超音波診断技術の全体像

人間は20Hzから20kHzまでの音を聞くことができますが、年齢とともに特に高周波側が聞こえにくくなります。超音波診断は、人体や物体に対して高周波音波を照射し、反射したエコーを画像化する安全な技術です。トランスデューサが音波を送信し、組織で反射したエコーを受信して画像に変換し、医師はそれを診断に利用します。

Aモード

振幅変調(Aモード)は、超音波のエネルギー振幅を時間軸に沿って表示する最も基本的な方式です。単一ビームの反射強度が大きいほど波形が高くなります。現在はほとんど使われませんが、嚢胞性病変と実体病変の識別や眼球の寸法測定に有用です。

Bモード

振幅情報を点として表現し、強度が高いほど明るく表示する方式です。多数の点を組み合わせて2次元の明暗画像(Bモード画像)を作成します。Aモードに比べて臨床応用が広く、解剖画像やバイオメトリに利用されますが、長時間の検査が必要なため熟練した操作と患者の協力が不可欠です。

Mモード

Mモードは、Bモードの点列を時間軸に沿って連続的に描くことで動的画像を生成します。心臓や血管などの動きを詳細に測定でき、リアルタイム超音波が登場する前の心エコーの基礎となりました。小児の横隔膜麻痺疑いの評価にも用いられます。

ドップラー超音波

ドップラー法は血流速度を非侵襲的に測定します。
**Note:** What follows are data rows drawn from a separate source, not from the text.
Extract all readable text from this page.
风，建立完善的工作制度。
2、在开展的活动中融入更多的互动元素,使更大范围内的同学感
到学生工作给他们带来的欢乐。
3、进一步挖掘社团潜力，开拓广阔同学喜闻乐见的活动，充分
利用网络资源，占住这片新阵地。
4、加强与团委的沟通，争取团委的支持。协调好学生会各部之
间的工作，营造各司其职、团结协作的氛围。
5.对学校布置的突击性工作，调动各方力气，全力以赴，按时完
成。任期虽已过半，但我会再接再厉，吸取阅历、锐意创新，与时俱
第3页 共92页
シンシナティ大学の研究では、脳血流の変化から注意力の低下時間(約40分、場合によっては10分)を推定し、パイロットや航空管制官などの重要作業者への早期警告システムとして応用が期待されています。

最新技術(3D・4D)

近年、位置情報取得技術の進化により3D・4D超音波が普及しています。3Dは胎児表面の立体像を描き、腹壁欠損や神経管欠損などの先天性疾患の検出に役立ちます。4Dは3D画像にリアルタイムの動きを付加し、産科検査で胎児の動きを詳細に観察できます。